Cosa sono i BES?

I BES, ovvero Bisogni Educativi Speciali, sono un concetto utilizzato in ambito educativo e didattico per indicare quegli studenti che, per motivi diversi, necessitano di un supporto aggiuntivo nel loro percorso scolastico. Il termine entra ufficialmente nella normativa italiana nel 2012, con la circolare ministeriale che ne definisce la tipologia e le misure da adottare a favore dell’inclusione.

I BES includono tutti gli alunni che vivono una condizione di svantaggio che può rendere difficile l’apprendimento, richiedendo una risposta tempestiva e adeguata da parte della scuola. L’obiettivo è garantire il successo formativo e l’inclusione scolastica di ciascun alunno.

Le categorie di BES

I BES comprendono diverse condizioni che possono ostacolare il percorso scolastico. Si distinguono tre macro categorie:

  1. Disturbi specifici dell’apprendimento (DSA), come dislessia, disgrafia, disortografia e discalculia.

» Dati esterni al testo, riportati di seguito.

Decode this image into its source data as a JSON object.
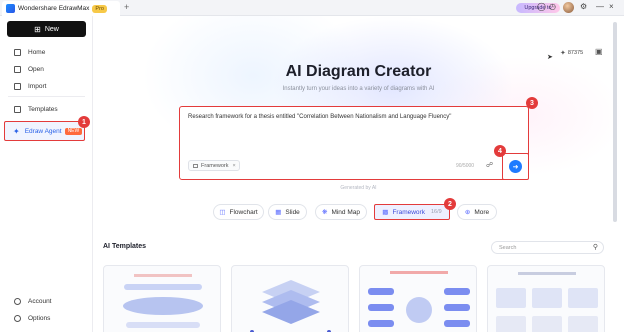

  2. Disturbi evolutivi, tra cui ADHD, autismo o funzionamento intellettivo al limite.

  3. Disabilità motorie e intellettive, oltre a situazioni di svantaggio socio-economico, linguistico o culturale.

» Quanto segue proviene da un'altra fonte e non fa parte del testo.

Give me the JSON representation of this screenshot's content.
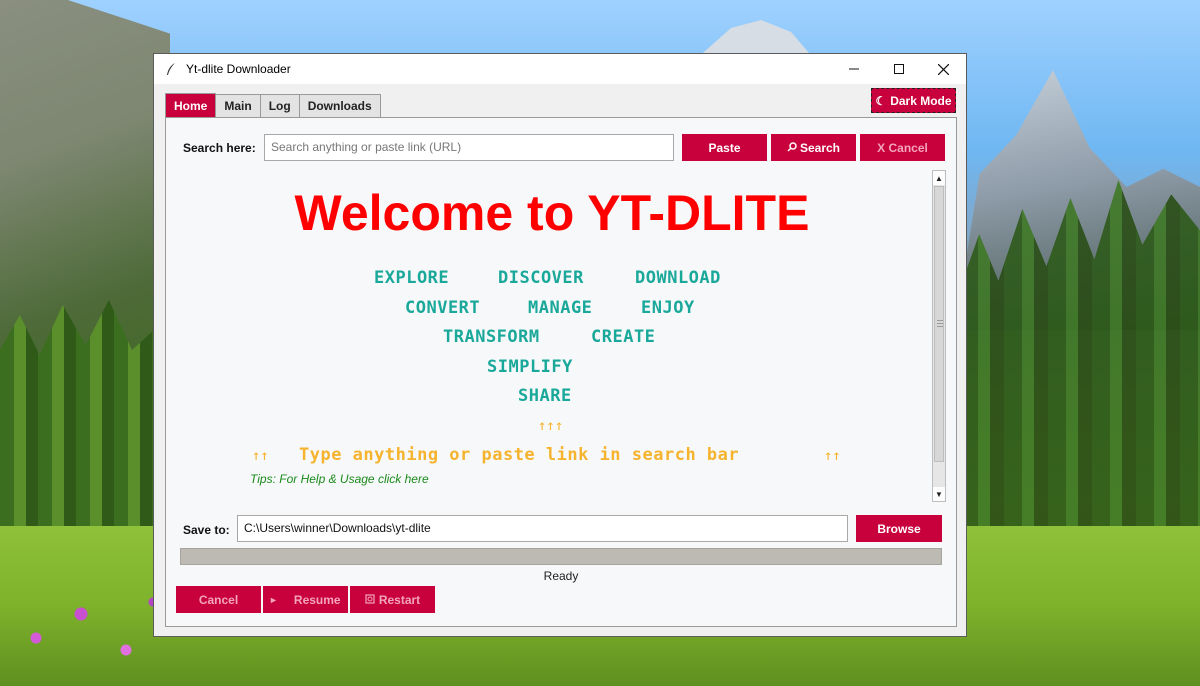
{
  "window": {
    "title": "Yt-dlite Downloader",
    "controls": [
      "minimize",
      "maximize",
      "close"
    ]
  },
  "tabs": [
    {
      "label": "Home",
      "active": true
    },
    {
      "label": "Main",
      "active": false
    },
    {
      "label": "Log",
      "active": false
    },
    {
      "label": "Downloads",
      "active": false
    }
  ],
  "dark_mode_label": "Dark Mode",
  "search": {
    "label": "Search here:",
    "placeholder": "Search anything or paste link (URL)",
    "paste_label": "Paste",
    "search_label": "Search",
    "cancel_label": "X Cancel"
  },
  "welcome": {
    "title": "Welcome to YT-DLITE",
    "keywords": [
      [
        "EXPLORE",
        "DISCOVER",
        "DOWNLOAD"
      ],
      [
        "CONVERT",
        "MANAGE",
        "ENJOY"
      ],
      [
        "TRANSFORM",
        "CREATE"
      ],
      [
        "SIMPLIFY"
      ],
      [
        "SHARE"
      ]
    ],
    "up_arrows": "↑↑↑",
    "hint_left_arrows": "↑↑",
    "hint_text": "Type anything or paste link in search bar",
    "hint_right_arrows": "↑↑",
    "tips": "Tips: For Help & Usage click here"
  },
  "save": {
    "label": "Save to:",
    "path": "C:\\Users\\winner\\Downloads\\yt-dlite",
    "browse_label": "Browse"
  },
  "progress": 0,
  "status": "Ready",
  "actions": {
    "cancel_label": "Cancel",
    "resume_label": "Resume",
    "restart_label": "Restart"
  },
  "colors": {
    "accent": "#c8003c",
    "welcome": "#ff0000",
    "keywords": "#1aa89a",
    "hint": "#f5b32e",
    "tips": "#1a8a1a"
  }
}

In altre parole, i BES includono non solo gli studenti con diagnosi clinica, ma anche chi, per motivi personali, familiari o contestuali, fatica a seguire il percorso scolastico: la non conoscenza della lingua italiana, difficoltà economiche o contesti sociali complessi.

BES vs DSA: qual è la differenza?

I DSA (Disturbi Specifici dell’Apprendimento) sono una categoria specifica all’interno dei BES. Tutti gli studenti DSA sono quindi BES, ma non tutti gli studenti BES sono DSA.

Per i DSA è obbligatorio predisporre un Piano Didattico Personalizzato, (PDP), valido fino al completamento dell’anno scolastico, mentre per gli alunni BES è a discrezione della scuola e degli insegnanti valutare l’attivazione del PDP, anch’esso valido solo per l’anno in corso.

BES e scuola: le misure a supporto

La normativa del 2012 ha previsto strumenti concreti per garantire l’inclusione degli studenti BES, consentendo di:

  • Personalizzare la didattica secondo le esigenze del singolo alunno.

  • Applicare misure dispensative e compensative in caso di necessità.

  • Predisporre un PDP annuale, che tenga conto delle risorse e delle potenzialità dello studente.

L’attenzione deve sempre essere rivolta alle competenze e punti di forza dello studente, valorizzando l’autonomia e il percorso di crescita. Gli insegnanti hanno la responsabilità di garantire un percorso scolastico positivo e inclusivo, dove ogni studente possa sviluppare al meglio le proprie capacità.